Sub-grid scale (SGS) models are required in order to model the influence of the unresolved small scales on the resolved scales in large-eddy simulations (LES), the flow at the smallest scales of turbulence. In the following work two SGS models are presented and deeply analyzed in terms of accuracy through several LESs with different spatial resolutions, i.e. grid spacings. The first part of this thesis focuses on the basic theory of turbulence, the governing equations of fluid dynamics and their adaptation to LES. Furthermore, two important SGS models are presented: one is the Dynamic eddy-viscosity model (DEVM), developed by \cite{germano1991dynamic}, while the other is the Explicit Algebraic SGS model (EASSM), by \cite{marstorp2009explicit}. In addition, some details about the implementation of the EASSM in a Pseudo-Spectral Navier-Stokes code \cite{chevalier2007simson} are presented.

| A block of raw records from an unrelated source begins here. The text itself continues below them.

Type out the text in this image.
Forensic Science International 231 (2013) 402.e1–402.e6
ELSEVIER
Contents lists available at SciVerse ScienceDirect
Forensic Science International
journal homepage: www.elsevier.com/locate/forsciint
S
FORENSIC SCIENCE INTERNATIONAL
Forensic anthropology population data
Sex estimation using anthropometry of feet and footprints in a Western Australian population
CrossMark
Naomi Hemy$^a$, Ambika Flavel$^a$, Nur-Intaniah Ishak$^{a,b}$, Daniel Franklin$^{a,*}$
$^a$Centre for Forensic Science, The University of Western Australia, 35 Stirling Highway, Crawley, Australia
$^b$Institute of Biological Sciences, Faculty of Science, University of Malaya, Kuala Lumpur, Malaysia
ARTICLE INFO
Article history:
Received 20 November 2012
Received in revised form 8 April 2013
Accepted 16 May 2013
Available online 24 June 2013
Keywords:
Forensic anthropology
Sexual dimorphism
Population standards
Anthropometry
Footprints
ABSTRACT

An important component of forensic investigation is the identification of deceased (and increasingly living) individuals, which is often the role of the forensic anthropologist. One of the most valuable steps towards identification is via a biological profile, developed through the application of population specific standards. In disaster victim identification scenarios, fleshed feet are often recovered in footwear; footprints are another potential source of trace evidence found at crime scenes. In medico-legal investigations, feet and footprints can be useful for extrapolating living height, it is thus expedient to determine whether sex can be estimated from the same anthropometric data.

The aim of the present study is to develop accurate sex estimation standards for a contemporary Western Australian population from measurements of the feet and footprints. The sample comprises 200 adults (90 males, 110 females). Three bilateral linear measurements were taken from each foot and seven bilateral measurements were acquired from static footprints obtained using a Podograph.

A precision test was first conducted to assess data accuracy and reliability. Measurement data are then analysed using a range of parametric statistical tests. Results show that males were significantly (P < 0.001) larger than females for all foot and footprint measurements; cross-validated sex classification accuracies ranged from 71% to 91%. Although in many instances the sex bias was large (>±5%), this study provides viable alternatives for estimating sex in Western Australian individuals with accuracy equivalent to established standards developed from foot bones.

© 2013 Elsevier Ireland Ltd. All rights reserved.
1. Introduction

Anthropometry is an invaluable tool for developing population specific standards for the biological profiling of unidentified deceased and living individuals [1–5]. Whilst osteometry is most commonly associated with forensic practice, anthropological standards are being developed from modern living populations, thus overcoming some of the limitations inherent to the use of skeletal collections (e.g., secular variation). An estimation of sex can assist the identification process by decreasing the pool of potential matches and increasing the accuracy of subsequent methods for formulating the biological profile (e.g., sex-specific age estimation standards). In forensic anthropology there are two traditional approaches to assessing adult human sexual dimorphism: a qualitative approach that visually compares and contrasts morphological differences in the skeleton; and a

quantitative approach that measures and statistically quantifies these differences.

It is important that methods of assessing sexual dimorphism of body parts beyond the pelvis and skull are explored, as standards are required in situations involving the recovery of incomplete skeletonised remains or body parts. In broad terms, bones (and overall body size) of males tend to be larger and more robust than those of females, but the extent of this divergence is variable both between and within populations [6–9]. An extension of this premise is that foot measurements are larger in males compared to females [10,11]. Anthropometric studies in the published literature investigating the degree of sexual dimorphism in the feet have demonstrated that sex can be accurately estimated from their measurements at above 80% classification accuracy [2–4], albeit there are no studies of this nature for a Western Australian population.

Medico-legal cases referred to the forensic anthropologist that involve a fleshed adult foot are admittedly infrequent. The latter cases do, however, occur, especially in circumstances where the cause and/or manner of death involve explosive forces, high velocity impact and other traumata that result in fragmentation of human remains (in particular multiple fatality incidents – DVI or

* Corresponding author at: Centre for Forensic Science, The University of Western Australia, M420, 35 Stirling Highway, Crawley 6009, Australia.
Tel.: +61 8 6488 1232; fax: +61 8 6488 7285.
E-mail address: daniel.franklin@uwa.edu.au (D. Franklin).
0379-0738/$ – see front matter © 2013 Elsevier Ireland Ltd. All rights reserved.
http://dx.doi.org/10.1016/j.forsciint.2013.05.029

The performance of the two aforementioned models will be investigated in the following chapters, by means of LES of a channel flow, with friction Reynolds numbers $Re_\tau=590$ up to $Re_\tau=5200$, with relatively coarse resolutions. Data from each simulation will be compared to baseline DNS data. Results have shown that, in contrast to the DEVM, the EASSM has promising potentials for flow predictions at high friction Reynolds numbers: the higher the friction Reynolds number is the better the EASSM will behave and the worse the performances of the DEVM will be. The better performance of the EASSM is contributed to the ability to capture flow anisotropy at the small scales through a correct formulation for the SGS stresses. Moreover, a considerable reduction in the required computational resources can be achieved using the EASSM compared to DEVM. Therefore, the EASSM combines accuracy and computational efficiency, implying that it has a clear potential for industrial CFD usage.